Et juste comme ça
Par où commencer avec le spin-off amour/haine Sex and the City ? La série était en proie à une écriture lamentable, à un développement de personnages qui faisait grincer des dents (justice pour Miranda !) et à seulement 71 secondes de Samantha, la préférée des fans. Mais pendant un instant, alors que la troisième série commençait, il semblait que And Just Like That avait enfin atteint son rythme. Puis vint un épisode consacré au déodorant naturel de Seema. Pas étonnant que le créateur Michael Patrick King ait annoncé que ce serait la dernière série.
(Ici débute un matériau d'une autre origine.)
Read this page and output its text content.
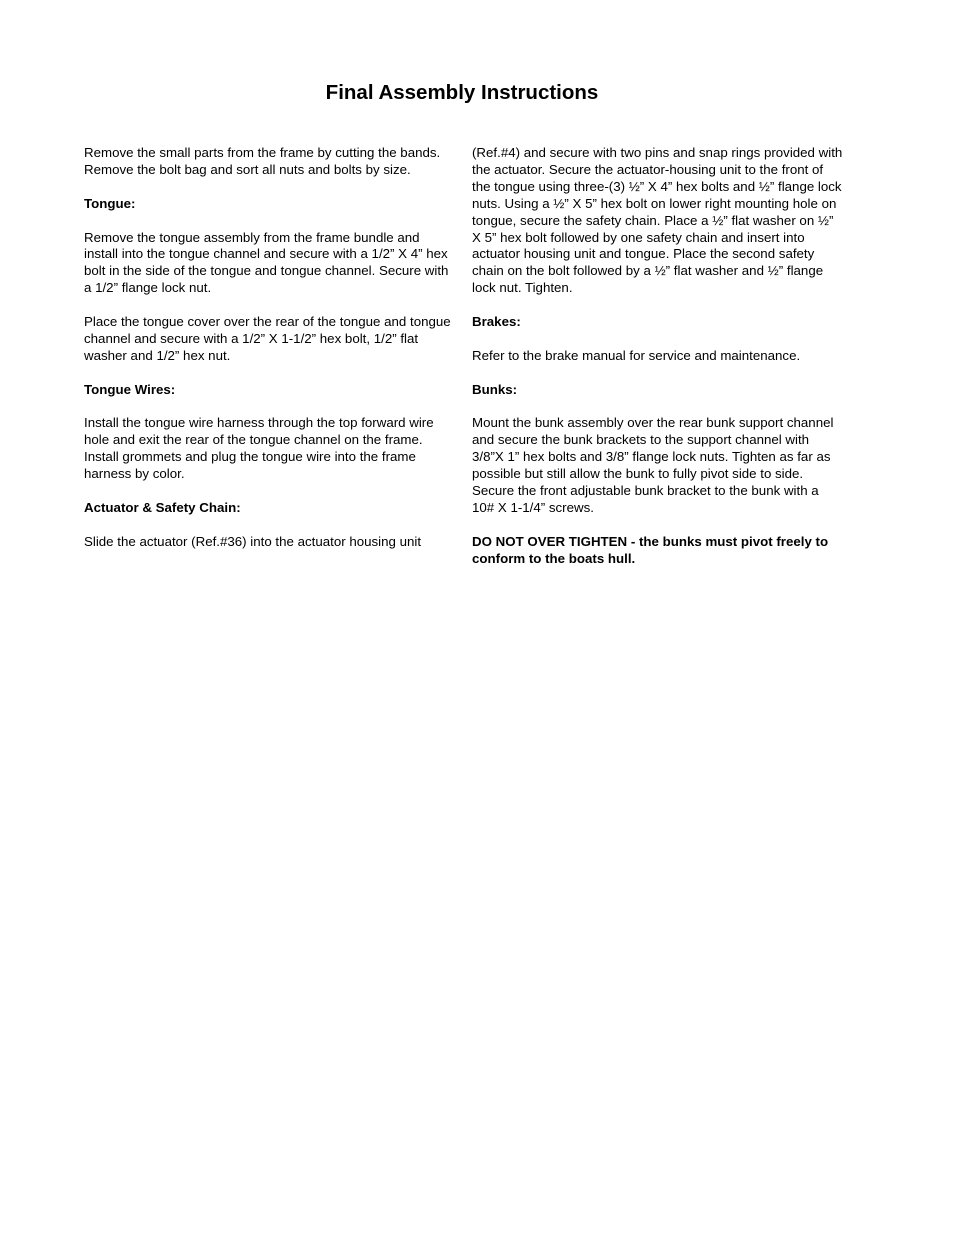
Final Assembly Instructions

Remove the small parts from the frame by cutting the bands. Remove the bolt bag and sort all nuts and bolts by size.

Tongue:

Remove the tongue assembly from the frame bundle and install into the tongue channel and secure with a 1/2” X 4” hex bolt in the side of the tongue and tongue channel. Secure with a 1/2” flange lock nut.

Place the tongue cover over the rear of the tongue and tongue channel and secure with a 1/2” X 1-1/2” hex bolt, 1/2” flat washer and 1/2” hex nut.

Tongue Wires:

Install the tongue wire harness through the top forward wire hole and exit the rear of the tongue channel on the frame. Install grommets and plug the tongue wire into the frame harness by color.

Actuator & Safety Chain:

Slide the actuator (Ref.#36) into the actuator housing unit

(Ref.#4) and secure with two pins and snap rings provided with the actuator. Secure the actuator-housing unit to the front of the tongue using three-(3) ½” X 4” hex bolts and ½” flange lock nuts. Using a ½” X 5” hex bolt on lower right mounting hole on tongue, secure the safety chain. Place a ½” flat washer on ½” X 5” hex bolt followed by one safety chain and insert into actuator housing unit and tongue. Place the second safety chain on the bolt followed by a ½” flat washer and ½” flange lock nut. Tighten.

Brakes:

Refer to the brake manual for service and maintenance.

Bunks:

Mount the bunk assembly over the rear bunk support channel and secure the bunk brackets to the support channel with 3/8”X 1” hex bolts and 3/8” flange lock nuts. Tighten as far as possible but still allow the bunk to fully pivot side to side. Secure the front adjustable bunk bracket to the bunk with a 10# X 1-1/4” screws.

DO NOT OVER TIGHTEN - the bunks must pivot freely to conform to the boats hull.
Cela s’est terminé sur une mauvaise note ; le gros plan des toilettes de Miranda inondées de caca était tout simplement trop symbolique. Pourtant, on ne peut nier que les fans se sont amusés à disséquer chaque « wtf ? épisode. Et pendant que Carrie – redevenue célibataire – dansait autour de sa somptueuse maison de ville sur You're The First, The Last, My Everything de Barry White, qui n'a pas poussé un petit sanglot ?
Tout est juste
Kim Kardashian peut-elle agir ? Bien sûr, elle ne peut pas. Mais c’était presque le moindre des problèmes de All’s Fair. Récipiendaire d'une très rare critique zéro étoile dans le Guardian (et, il faut le dire, méritant amplement l'absence de chacune de ces étoiles), il était difficile de savoir par où commencer pour énumérer les problèmes avec ce clunker de Ryan Murphy. L’écriture...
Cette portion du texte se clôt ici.